Cruz’s strategy mirrors Reagan’s “three-legged stool” metaphor, which states that the Republican “stool” is held up by the "three legs" of social conservatism, a hawkish foreign policy and a free-market economic approach.

Many of Cruz’s potential Republican rivals are missing one of those legs. For instance, former Arkansas Gov. Mike Huckabee is adored by evangelicals, but he often comes under fire by fiscal groups like the Club for Growth. U.S. Sen. Rand Paul, R-Ky., is a favorite among libertarians, but often unnerves the neoconservative wing of the GOP. And candidates like former Florida Gov. Jeb Bush or New Jersey Gov. Chris Christie are criticized for the perception that they lack conservative purity. 

It's hard to find any candidate as fiery as Cruz on the trail on all three issues. But on the flip side of the coin, there are no public guarantees his allies from 2012 will be there again this time.

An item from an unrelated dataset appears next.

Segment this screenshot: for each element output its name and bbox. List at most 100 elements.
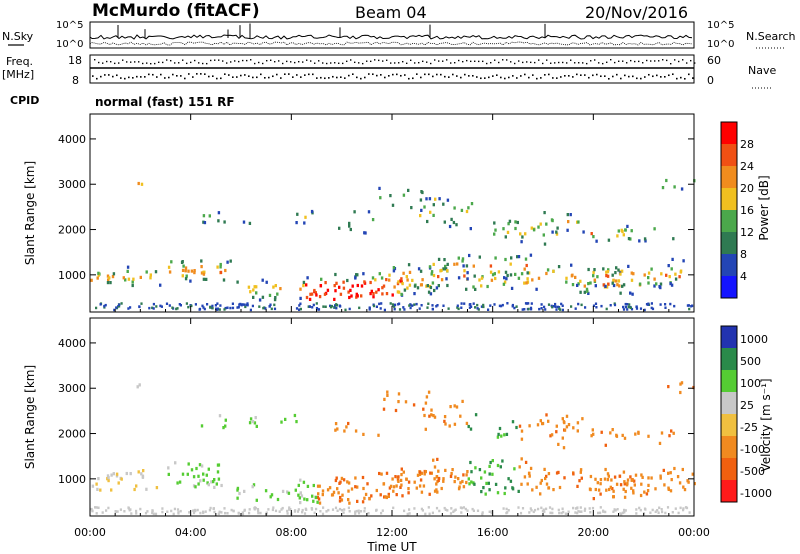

The Club for Growth and like-minded groups may opt to back another rival, like Paul, whom they endorsed in 2010. The group also hosted Bush, Cruz, Florida Sen. Marco Rubio, Wisconsin Gov. Scott Walker and Indiana Gov. Mike Pence at an organization meeting in Florida in February.

And Cruz could find Huckabee and former Pennsylvania Sen. Rick Santorum stealing his thunder among evangelical Christians. 

"Iowa's Tea Party constituency is vocal, but relatively small, so Cruz's ceiling in Iowa will be dictated by how much vote share he can take from the host of candidates competing for the larger pool of evangelical caucus-goers," former Iowa GOP Chairman Matt Strawn wrote in an email.

"Right now, that's an awfully congested lane that includes two past Iowa Caucus winners (Huckabee and Santorum), as well as Govs. Jindal, Perry and Walker," he added. 

Regardless, any red-blooded politician would envy Cruz’s following. But it has come at a cost.

To his Republican rivals, his Democratic opponents and many of his colleagues on Capitol Hill, Cruz is rebellious, opportunistic and destructive. To his supporters, his motives come across as nothing short of sincere.

June Pinkham is an accountant who braved icy weather on a recent Sunday afternoon to hear Cruz speak in Barrington, N.H. She walked away from his speech impressed. 

“I do believe that he does believe what he’s saying,” she said. 

Patrick Svitek contributed to this report.